Article extrait du Plein droit n° 76, mars 2008
« Hortefeux, acte 1 »

Une armée de travailleurs de réserve

Violaine Carrère

Chargée d’étude au Gisti
Sans guère faire de bruit dans un premier temps, un amendement au projet de loi du nouveau ministre de l’immigration discuté à l’automne 2007 a été adopté sitôt que présenté à l’assemblée nationale. Il s’agissait de rien moins que de la possibilité pour des étrangers d’obtenir un titre de séjour simplement sur la base d’une promesse d’embauche. Une petite révolution après des décennies de dogme de nécessaire protection du marché de l’emploi national ! Cependant ni parmi les députés, ni au dehors, personne ne s’est particulièrement ému sur le moment de la nouvelle disposition ainsi introduite.

Un contrat de travail, ou une promesse d’embauche, vont-ils de nouveau suffire à des sans-papiers pour obtenir un droit au séjour ? Alors que la réforme du code des étrangers (CESEDA) de juillet 2006 avait déjà inauguré le prétendu « retour » à une immigration de travail, c’est surtout une série d’annonces avant la promulgation de la loi de novembre 2007 qui a commencé à faire enfler la rumeur d’une possible régularisation des sans-papiers sur la base du travail, rumeur qui s’est amplifiée avec la parution, coup sur coup, de deux circulaires. Le 7 juin, déjà, une dépêche de l’AFP avait cité Brice Hortefeux annonçant « son intention d’élargir la liste des métiers ouverts aux ressortissants des nouveaux États membres de l’Union européenne », et disant que certains de ces métiers pourraient être ouverts aux ressortissants de pays hors Union européenne qui peuvent avoir, depuis juillet 2006, une carte de salarié. La nouvelle était passée quasiment inaperçue. On n’était pas sûr de bien comprendre : s’agissait-il d’introduction de nouveaux travailleurs, ou d’un droit au travail, donc au séjour, pour des étrangers déjà sur place ?

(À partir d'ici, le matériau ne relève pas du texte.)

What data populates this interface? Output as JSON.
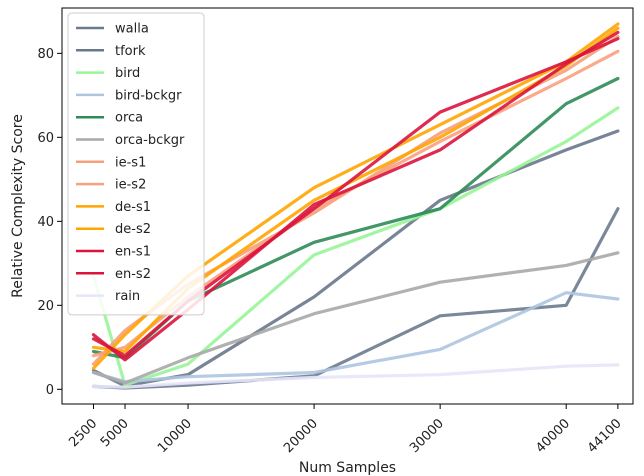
{
  "chart_data": {
    "type": "line",
    "xlabel": "Num Samples",
    "ylabel": "Relative Complexity Score",
    "x": [
      2500,
      5000,
      10000,
      20000,
      30000,
      40000,
      44100
    ],
    "x_tick_labels": [
      "2500",
      "5000",
      "10000",
      "20000",
      "30000",
      "40000",
      "44100"
    ],
    "y_ticks": [
      0,
      20,
      40,
      60,
      80
    ],
    "xlim": [
      0,
      45300
    ],
    "ylim": [
      -3.5,
      90.8
    ],
    "grid": false,
    "legend_position": "top-left",
    "series": [
      {
        "name": "walla",
        "color": "#6b7b8f",
        "values": [
          0.7,
          0.3,
          1.0,
          3.2,
          17.5,
          20.0,
          43.0
        ]
      },
      {
        "name": "tfork",
        "color": "#6a788c",
        "values": [
          4.5,
          0.8,
          3.5,
          22.0,
          45.0,
          57.0,
          61.5
        ]
      },
      {
        "name": "bird",
        "color": "#98f598",
        "values": [
          27.0,
          1.0,
          6.0,
          32.0,
          43.0,
          59.0,
          67.0
        ]
      },
      {
        "name": "bird-bckgr",
        "color": "#aec5e0",
        "values": [
          4.0,
          1.8,
          3.0,
          4.0,
          9.5,
          23.0,
          21.5
        ]
      },
      {
        "name": "orca",
        "color": "#2e8b57",
        "values": [
          9.0,
          7.5,
          21.0,
          35.0,
          43.0,
          68.0,
          74.0
        ]
      },
      {
        "name": "orca-bckgr",
        "color": "#a9a9a9",
        "values": [
          4.0,
          1.5,
          7.5,
          18.0,
          25.5,
          29.5,
          32.5
        ]
      },
      {
        "name": "ie-s1",
        "color": "#f5a07a",
        "values": [
          6.0,
          14.0,
          25.0,
          42.0,
          61.0,
          76.0,
          84.0
        ]
      },
      {
        "name": "ie-s2",
        "color": "#f9a07e",
        "values": [
          8.0,
          10.0,
          22.0,
          43.0,
          59.0,
          74.0,
          80.5
        ]
      },
      {
        "name": "de-s1",
        "color": "#ffa500",
        "values": [
          5.0,
          13.0,
          27.0,
          48.0,
          63.0,
          78.0,
          87.0
        ]
      },
      {
        "name": "de-s2",
        "color": "#ffa500",
        "values": [
          10.0,
          9.0,
          24.0,
          45.0,
          60.0,
          77.0,
          86.0
        ]
      },
      {
        "name": "en-s1",
        "color": "#dc143c",
        "values": [
          12.0,
          8.0,
          21.0,
          43.0,
          66.0,
          78.0,
          83.5
        ]
      },
      {
        "name": "en-s2",
        "color": "#dc143c",
        "values": [
          13.0,
          7.0,
          19.0,
          44.0,
          57.0,
          77.5,
          85.0
        ]
      },
      {
        "name": "rain",
        "color": "#e6e6fa",
        "values": [
          0.7,
          0.5,
          1.5,
          2.8,
          3.5,
          5.5,
          5.8
        ]
      }
    ]
  }
}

À la fin octobre 2007, le journal Libération fait état de deux projets de listes de métiers dits « en tension », ouverts aux étrangers n’ayant pas un titre de séjour donnant droit au travail salarié. La publication de cet article fait l’effet d’une petite bombe. Le Monde, sous le titre « La régularisation de travailleurs sans-papiers bientôt facilitée », explique le 18 octobre que « L’idée est née, au printemps 2006, d’un débat entre Frédéric Lefebvre, alors conseiller parlementaire du ministre de l’intérieur Nicolas Sarkozy, et le député (Verts) Noël Mamère, au moment où le Parlement, examinant la précédente loi sur l’immigration, s’apprêtait à supprimer la régularisation de plein droit des étrangers au bout de dix années de présence en France.  »

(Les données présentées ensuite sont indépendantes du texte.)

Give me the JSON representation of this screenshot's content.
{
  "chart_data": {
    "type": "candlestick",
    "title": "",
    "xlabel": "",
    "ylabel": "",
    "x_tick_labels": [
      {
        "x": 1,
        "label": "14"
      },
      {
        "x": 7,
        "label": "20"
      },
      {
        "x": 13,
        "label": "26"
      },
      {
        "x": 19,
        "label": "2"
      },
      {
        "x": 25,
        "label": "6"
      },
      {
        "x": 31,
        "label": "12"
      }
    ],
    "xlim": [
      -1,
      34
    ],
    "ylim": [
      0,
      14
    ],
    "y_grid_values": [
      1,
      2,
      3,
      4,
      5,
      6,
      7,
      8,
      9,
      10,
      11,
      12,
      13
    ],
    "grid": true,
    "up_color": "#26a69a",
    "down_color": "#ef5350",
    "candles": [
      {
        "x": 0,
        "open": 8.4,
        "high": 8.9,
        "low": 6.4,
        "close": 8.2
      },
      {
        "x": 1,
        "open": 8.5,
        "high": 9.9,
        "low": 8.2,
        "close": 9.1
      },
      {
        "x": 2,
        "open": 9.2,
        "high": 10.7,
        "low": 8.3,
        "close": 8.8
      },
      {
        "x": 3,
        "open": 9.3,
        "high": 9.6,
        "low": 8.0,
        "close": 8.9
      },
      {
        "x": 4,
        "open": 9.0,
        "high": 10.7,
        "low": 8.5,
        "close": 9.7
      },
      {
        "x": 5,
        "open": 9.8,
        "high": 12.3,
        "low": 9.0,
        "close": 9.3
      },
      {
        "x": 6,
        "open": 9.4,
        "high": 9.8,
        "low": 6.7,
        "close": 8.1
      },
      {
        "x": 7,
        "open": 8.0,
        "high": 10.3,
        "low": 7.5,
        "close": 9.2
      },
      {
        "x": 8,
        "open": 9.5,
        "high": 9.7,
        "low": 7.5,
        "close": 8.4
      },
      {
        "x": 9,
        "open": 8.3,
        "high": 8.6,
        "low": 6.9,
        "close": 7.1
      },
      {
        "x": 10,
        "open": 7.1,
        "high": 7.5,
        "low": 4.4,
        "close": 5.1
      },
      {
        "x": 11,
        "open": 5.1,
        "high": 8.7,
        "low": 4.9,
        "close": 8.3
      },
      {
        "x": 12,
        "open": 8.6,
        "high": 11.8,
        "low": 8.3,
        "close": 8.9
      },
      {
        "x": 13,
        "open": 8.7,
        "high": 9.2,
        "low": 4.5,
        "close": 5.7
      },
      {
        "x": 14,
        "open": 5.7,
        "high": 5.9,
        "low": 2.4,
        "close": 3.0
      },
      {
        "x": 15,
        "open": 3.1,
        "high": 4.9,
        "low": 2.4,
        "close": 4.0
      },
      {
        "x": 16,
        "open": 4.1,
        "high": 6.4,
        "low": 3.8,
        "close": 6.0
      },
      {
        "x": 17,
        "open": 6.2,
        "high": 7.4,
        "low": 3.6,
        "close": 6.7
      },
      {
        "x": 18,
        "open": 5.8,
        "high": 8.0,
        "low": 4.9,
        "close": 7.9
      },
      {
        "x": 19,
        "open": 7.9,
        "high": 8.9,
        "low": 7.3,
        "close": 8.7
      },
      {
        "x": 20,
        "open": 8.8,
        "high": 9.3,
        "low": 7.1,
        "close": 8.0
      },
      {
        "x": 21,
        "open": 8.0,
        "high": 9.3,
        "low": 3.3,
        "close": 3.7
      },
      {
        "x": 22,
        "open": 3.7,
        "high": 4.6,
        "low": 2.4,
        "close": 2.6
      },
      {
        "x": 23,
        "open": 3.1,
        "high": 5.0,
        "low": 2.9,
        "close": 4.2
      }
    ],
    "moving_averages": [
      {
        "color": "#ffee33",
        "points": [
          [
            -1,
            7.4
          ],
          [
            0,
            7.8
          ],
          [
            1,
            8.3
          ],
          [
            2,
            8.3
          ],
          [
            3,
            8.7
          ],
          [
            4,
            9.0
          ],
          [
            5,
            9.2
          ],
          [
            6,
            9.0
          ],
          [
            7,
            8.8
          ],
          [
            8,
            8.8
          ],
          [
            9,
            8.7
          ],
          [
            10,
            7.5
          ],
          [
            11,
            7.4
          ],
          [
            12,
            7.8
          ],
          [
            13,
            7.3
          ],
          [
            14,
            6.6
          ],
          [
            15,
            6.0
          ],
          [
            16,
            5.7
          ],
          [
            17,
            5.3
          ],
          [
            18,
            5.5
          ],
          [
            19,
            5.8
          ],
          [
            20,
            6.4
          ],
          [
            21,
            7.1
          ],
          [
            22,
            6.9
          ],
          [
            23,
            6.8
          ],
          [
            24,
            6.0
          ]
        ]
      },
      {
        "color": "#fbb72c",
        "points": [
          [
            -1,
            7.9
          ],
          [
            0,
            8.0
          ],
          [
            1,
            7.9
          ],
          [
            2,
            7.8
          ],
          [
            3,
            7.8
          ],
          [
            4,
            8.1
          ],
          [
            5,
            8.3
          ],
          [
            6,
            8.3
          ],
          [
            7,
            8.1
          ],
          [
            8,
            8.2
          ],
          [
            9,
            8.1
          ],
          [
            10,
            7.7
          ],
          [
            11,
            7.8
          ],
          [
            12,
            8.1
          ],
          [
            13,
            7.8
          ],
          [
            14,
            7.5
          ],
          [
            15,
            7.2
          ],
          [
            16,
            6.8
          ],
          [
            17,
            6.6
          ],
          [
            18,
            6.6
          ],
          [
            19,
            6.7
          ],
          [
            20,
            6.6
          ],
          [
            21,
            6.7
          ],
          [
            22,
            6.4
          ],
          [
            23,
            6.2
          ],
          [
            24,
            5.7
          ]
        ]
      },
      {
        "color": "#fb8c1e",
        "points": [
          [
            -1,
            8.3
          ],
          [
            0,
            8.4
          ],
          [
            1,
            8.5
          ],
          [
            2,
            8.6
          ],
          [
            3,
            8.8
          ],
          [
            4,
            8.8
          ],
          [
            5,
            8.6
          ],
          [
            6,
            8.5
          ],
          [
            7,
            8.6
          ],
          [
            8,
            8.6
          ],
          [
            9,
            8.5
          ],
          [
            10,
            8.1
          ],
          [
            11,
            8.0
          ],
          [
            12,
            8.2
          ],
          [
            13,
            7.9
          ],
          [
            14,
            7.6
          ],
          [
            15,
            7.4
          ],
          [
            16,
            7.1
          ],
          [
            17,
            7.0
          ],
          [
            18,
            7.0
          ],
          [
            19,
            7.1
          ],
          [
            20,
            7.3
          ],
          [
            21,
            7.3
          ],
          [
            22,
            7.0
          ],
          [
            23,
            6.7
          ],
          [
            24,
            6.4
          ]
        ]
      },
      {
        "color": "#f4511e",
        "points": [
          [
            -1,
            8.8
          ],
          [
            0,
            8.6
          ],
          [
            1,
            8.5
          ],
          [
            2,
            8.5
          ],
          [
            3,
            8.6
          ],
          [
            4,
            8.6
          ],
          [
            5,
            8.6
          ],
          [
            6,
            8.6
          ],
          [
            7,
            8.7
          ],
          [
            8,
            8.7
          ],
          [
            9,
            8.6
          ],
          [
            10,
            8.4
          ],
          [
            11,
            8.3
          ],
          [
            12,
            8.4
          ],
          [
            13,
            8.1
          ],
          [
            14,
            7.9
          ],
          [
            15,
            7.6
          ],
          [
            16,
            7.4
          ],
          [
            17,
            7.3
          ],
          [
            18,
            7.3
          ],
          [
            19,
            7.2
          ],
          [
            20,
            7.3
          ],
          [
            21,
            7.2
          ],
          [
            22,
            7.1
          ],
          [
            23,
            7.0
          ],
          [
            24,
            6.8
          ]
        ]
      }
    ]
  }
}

Au sein des collectifs de sans-papiers, dans le monde associatif, parmi les syndicats, et même chez nombre d’employeurs, court dès lors cette interrogation : sommes-nous face à une nouvelle grande opération de régularisation, cette fois par le travail ?

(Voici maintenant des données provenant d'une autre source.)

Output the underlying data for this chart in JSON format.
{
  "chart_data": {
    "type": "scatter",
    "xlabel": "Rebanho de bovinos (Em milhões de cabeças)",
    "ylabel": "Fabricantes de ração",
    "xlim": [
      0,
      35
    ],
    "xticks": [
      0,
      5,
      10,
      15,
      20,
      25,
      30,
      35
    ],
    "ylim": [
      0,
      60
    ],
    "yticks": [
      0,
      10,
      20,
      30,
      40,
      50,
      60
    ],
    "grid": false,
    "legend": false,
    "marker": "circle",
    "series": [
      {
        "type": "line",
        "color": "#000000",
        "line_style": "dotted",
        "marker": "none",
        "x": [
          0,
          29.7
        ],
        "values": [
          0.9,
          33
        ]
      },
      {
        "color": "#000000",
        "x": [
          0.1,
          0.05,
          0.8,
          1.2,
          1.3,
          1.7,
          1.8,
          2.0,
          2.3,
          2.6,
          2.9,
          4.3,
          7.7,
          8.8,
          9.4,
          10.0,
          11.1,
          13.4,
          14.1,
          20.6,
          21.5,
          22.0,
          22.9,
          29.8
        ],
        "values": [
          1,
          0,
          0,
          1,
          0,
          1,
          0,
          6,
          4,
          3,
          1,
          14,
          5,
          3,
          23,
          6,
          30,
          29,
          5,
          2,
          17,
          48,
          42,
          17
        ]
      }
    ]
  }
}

Alors que d’habitude en France toute réforme touchant aux politiques d’immigration est l’objet d’une intense communication, le gouvernement n’infirme ni ne confirme de façon nette la rumeur. Certes Nicolas Sarkozy a affiché depuis longtemps sa volonté de retour à « une immigration de travail », devant supplanter quantitativement l’immigration qu’il nomme « familiale ». Il avait plaidé en faveur de cette orientation dès la présentation de son projet de loi voté en juillet 2006, lorsqu’il était encore ministre de l’intérieur, et l’avait reprise tout au long de sa campagne pour les présidentielles. Rien de bien surprenant, donc, dans l’introduction d’un article de loi qui semble l’un des moyens de cette politique. Mais justement, on aurait pu s’attendre à ce que le président élu en fasse état comme la mise en œuvre de sa promesse électorale et donc comme un succès. Or c’est un député, et non le gouvernement, qui est à l’origine de la mesure apparue en novembre dernier, permettant une régularisation sur la base d’un possible emploi. Si ni le rapporteur du projet de loi ni le ministre Hortefeux ne s’y sont opposés, elle ne faisait pas partie de la palette de dispositifs imaginés au départ pour obtenir le retournement de tendance annoncé vers plus d’immigration « de travail ».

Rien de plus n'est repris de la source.